元受講者は、動揺する。最初は「まさか、そんな内容の教材ではなかったはずだ」と強気でいられても、次第に「でも、待てよ。もしかしたら、そういう記述が教材の申込書にあったのかもしれない」と、記憶が「薄い」ゆえに、弱気になってくるのだ。途中で勉強を放棄した後ろめたさもあり、先方の話をついつい聞いてしまうところもある。

そんな状況で、いきなり試験を受けろと言われても……。業者は、相手が困惑する状況になることもわかっている。そこで、こう“助け舟”を出す。

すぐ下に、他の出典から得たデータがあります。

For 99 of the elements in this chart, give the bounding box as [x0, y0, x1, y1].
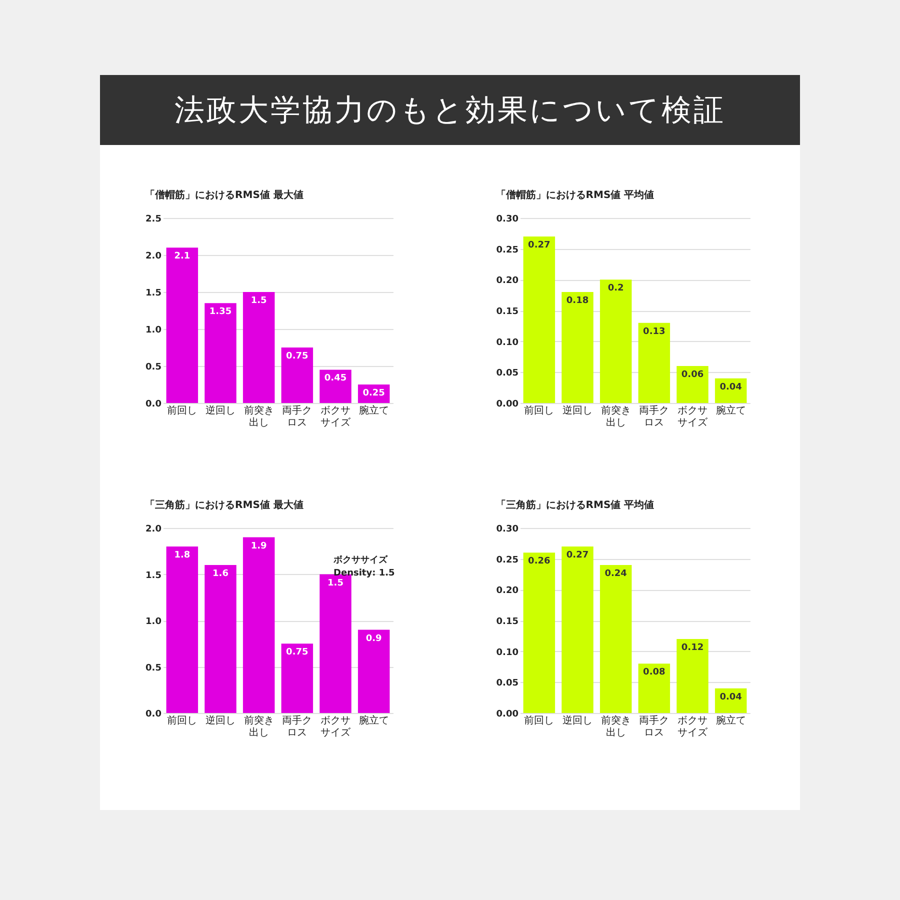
data-label: 0.45	[324, 374, 347, 384]
y-tick-label: 0.25	[496, 245, 518, 256]
bar	[204, 303, 236, 403]
data-label: 0.25	[362, 388, 385, 398]
data-label: 0.9	[366, 634, 382, 644]
y-tick-label: 2.0	[146, 252, 162, 262]
chart-title: 「僧帽筋」におけるRMS値 平均値	[496, 189, 654, 201]
y-tick-label: 0.00	[496, 710, 518, 720]
bar	[166, 546, 198, 713]
bar	[523, 236, 556, 403]
bar	[562, 546, 594, 713]
bar	[281, 348, 314, 403]
y-tick-label: 0.20	[496, 276, 518, 286]
data-label: 0.04	[720, 692, 742, 702]
bar	[676, 366, 708, 403]
y-tick-label: 0.00	[496, 400, 518, 410]
y-tick-label: 2.5	[146, 214, 162, 224]
y-tick-label: 0.5	[146, 362, 162, 372]
data-label: 1.8	[174, 550, 190, 560]
x-tick-label: 前回し	[167, 404, 198, 416]
y-tick-label: 0.20	[496, 586, 518, 596]
bar	[676, 639, 708, 713]
data-label: 0.04	[720, 382, 742, 392]
x-tick-label: 両手クロス	[282, 404, 312, 428]
data-label: 0.18	[566, 296, 589, 306]
x-tick-label: ボクササイズ	[320, 716, 352, 738]
x-tick-label: 前突き出し	[244, 404, 274, 428]
y-tick-label: 0.10	[496, 648, 518, 658]
y-tick-label: 0.25	[496, 555, 518, 566]
y-tick-label: 0.30	[496, 214, 518, 224]
bar	[562, 292, 594, 403]
x-tick-label: 前回し	[167, 714, 198, 726]
y-tick-label: 0.10	[496, 338, 518, 348]
bar	[638, 322, 670, 403]
bar	[242, 292, 275, 403]
data-label: 1.5	[250, 296, 267, 306]
x-tick-label: 腕立て	[358, 714, 389, 726]
x-tick-label: 腕立て	[716, 404, 746, 416]
y-tick-label: 0.15	[496, 307, 518, 317]
x-tick-label: 両手クロス	[639, 404, 670, 428]
bar	[358, 630, 390, 713]
bar	[638, 664, 670, 713]
chart-title: 「三角筋」におけるRMS値 最大値	[145, 499, 304, 511]
data-label: 0.13	[643, 326, 666, 337]
chart-title: 「僧帽筋」におけるRMS値 最大値	[145, 189, 304, 201]
data-label: 1.9	[250, 541, 267, 552]
data-label: 0.08	[643, 668, 666, 678]
data-label: 1.6	[212, 569, 228, 579]
data-label: 0.12	[681, 643, 704, 653]
bar	[600, 565, 632, 713]
x-tick-label: 逆回し	[562, 714, 592, 726]
y-tick-label: 0.30	[496, 524, 518, 534]
x-tick-label: 前回し	[524, 714, 554, 726]
y-tick-label: 2.0	[146, 524, 162, 534]
data-label: 1.5	[328, 578, 344, 588]
y-tick-label: 0.15	[496, 617, 518, 627]
data-label: 0.26	[528, 556, 550, 567]
annotation: ボクササイズ Density: 1.5	[332, 554, 395, 578]
x-tick-label: 前突き出し	[600, 404, 631, 428]
data-label: 0.06	[681, 370, 704, 380]
data-label: 0.2	[608, 284, 624, 294]
chart-title: 「三角筋」におけるRMS値 平均値	[496, 499, 654, 511]
data-label: 0.75	[286, 648, 308, 658]
x-tick-label: 前突き出し	[244, 714, 274, 738]
y-tick-label: 1.0	[146, 326, 162, 336]
y-tick-label: 1.5	[146, 288, 162, 298]
bar	[523, 552, 556, 713]
bar	[320, 370, 352, 403]
data-label: 0.27	[528, 240, 550, 250]
x-tick-label: 腕立て	[358, 404, 389, 416]
x-tick-label: ボクササイズ	[678, 716, 708, 738]
y-tick-label: 0.0	[146, 400, 162, 410]
x-tick-label: 両手クロス	[639, 714, 670, 738]
x-tick-label: 逆回し	[206, 404, 236, 416]
y-tick-label: 1.0	[146, 617, 162, 627]
x-tick-label: 逆回し	[562, 404, 592, 416]
x-tick-label: ボクササイズ	[678, 406, 708, 428]
x-tick-label: 前回し	[524, 404, 554, 416]
data-label: 0.24	[604, 569, 627, 579]
bar	[281, 644, 314, 713]
y-tick-label: 0.5	[146, 663, 162, 674]
x-tick-label: 腕立て	[716, 714, 746, 726]
x-tick-label: 逆回し	[206, 714, 236, 726]
x-tick-label: 両手クロス	[282, 714, 312, 738]
data-label: 2.1	[174, 252, 190, 262]
x-tick-label: 前突き出し	[600, 714, 631, 738]
bar	[242, 537, 275, 713]
text: 法政大学協力のもと効果について検証	[100, 75, 800, 145]
data-label: 0.27	[566, 550, 589, 560]
bar	[600, 280, 632, 403]
data-label: 1.35	[209, 307, 232, 318]
bar	[204, 565, 236, 713]
x-tick-label: ボクササイズ	[320, 406, 352, 428]
bar	[166, 248, 198, 403]
y-tick-label: 0.0	[146, 710, 162, 720]
y-tick-label: 0.05	[496, 368, 518, 379]
y-tick-label: 1.5	[146, 570, 162, 581]
y-tick-label: 0.05	[496, 678, 518, 689]
data-label: 0.75	[286, 352, 308, 362]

「本来、お持ちの教材で勉強をし、テストを受けて60点以上で合格となりますが、お仕事が忙しく勉強する時間はありませんよね。そこで今回は特例として、検定用紙と共に模範解答がついた解説書などの教材をお渡します。あなた様は、その解説を見ながら、用紙に答えを書いて頂き、答案を提出してもらえれば、講座の終了とさせて頂きます」

ここで「お渡しします」と言うけれど、有料の教材を売るのが、業者の目的であるゆえ、上記の文言に、相手が「はい」と答えようものなら、言葉巧みに数十万円もする教材販売へと誘導していく。

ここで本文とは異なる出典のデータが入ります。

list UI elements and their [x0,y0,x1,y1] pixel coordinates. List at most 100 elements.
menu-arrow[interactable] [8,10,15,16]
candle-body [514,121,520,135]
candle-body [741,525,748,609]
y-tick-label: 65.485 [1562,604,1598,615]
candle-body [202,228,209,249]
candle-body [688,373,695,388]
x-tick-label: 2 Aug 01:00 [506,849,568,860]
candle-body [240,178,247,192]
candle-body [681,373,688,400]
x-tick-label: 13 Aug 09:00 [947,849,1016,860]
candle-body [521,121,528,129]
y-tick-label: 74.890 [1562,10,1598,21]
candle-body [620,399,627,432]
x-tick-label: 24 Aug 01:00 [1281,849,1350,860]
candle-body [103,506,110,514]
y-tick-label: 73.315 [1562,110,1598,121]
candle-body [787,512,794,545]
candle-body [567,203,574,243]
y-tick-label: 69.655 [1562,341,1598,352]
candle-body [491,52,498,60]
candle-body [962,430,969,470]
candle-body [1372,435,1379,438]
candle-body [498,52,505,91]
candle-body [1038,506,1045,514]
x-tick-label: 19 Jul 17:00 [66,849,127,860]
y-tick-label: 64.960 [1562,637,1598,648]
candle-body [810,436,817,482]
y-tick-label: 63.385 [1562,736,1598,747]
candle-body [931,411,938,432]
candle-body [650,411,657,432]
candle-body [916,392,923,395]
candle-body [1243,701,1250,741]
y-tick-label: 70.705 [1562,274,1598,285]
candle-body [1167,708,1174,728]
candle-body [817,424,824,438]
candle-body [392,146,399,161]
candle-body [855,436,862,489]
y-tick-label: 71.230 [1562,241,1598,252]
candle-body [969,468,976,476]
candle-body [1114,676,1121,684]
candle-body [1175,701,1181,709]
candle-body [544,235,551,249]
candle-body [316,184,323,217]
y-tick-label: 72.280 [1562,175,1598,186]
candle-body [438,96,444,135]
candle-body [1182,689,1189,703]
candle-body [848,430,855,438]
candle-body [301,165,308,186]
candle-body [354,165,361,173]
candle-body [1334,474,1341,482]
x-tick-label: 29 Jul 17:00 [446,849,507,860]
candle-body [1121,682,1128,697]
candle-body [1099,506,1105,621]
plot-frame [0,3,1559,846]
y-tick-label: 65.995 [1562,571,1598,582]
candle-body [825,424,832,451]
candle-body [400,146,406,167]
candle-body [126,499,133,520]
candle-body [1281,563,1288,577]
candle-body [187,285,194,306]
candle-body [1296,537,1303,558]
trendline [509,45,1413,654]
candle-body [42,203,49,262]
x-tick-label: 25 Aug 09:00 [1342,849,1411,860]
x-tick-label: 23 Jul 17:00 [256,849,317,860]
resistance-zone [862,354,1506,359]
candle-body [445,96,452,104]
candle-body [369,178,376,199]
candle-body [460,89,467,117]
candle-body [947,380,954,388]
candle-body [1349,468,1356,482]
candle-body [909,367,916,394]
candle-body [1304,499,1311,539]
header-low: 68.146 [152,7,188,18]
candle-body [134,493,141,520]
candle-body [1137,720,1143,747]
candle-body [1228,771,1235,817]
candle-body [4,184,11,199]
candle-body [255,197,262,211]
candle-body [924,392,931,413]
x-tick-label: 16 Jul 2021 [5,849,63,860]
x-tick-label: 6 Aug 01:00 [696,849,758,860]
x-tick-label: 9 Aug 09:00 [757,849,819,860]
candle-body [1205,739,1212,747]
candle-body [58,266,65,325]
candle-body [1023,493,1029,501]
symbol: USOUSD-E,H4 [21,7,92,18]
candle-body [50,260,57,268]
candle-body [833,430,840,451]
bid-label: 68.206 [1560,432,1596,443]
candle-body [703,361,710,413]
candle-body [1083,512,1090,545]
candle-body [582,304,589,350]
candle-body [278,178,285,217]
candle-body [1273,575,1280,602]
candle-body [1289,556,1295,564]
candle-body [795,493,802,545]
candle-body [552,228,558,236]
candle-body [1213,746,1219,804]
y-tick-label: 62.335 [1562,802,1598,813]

ここで注意しておきたいのは、一度金を払い教材を買ったからといって、勧誘電話はやむことはないということだ。その人が他の講座を受けている記録があれば、新たに「法務関係の勉強が終わっていませんが」と電話をかけて、新たな教材を売りつける。教材の勉強を途中で投げ出した数が多ければ、多い人ほど、ターゲットにされてしまうことになる。

こうした手口を資格二次商法などという。

今見てきた、「契約が終了していない」と迫る手口以外にも、様々な難癖のつけかたがある。

「契約を途中で終了する場合には、手数料、解約料が必要です」
「講座の教材に未払いがありますね。もしお金を払っていただけないなら、お宅に伺いすることになりますが」

そうやって数十回以上も電話をかけられて、4000万円以上をだまし取られたケースも起きている。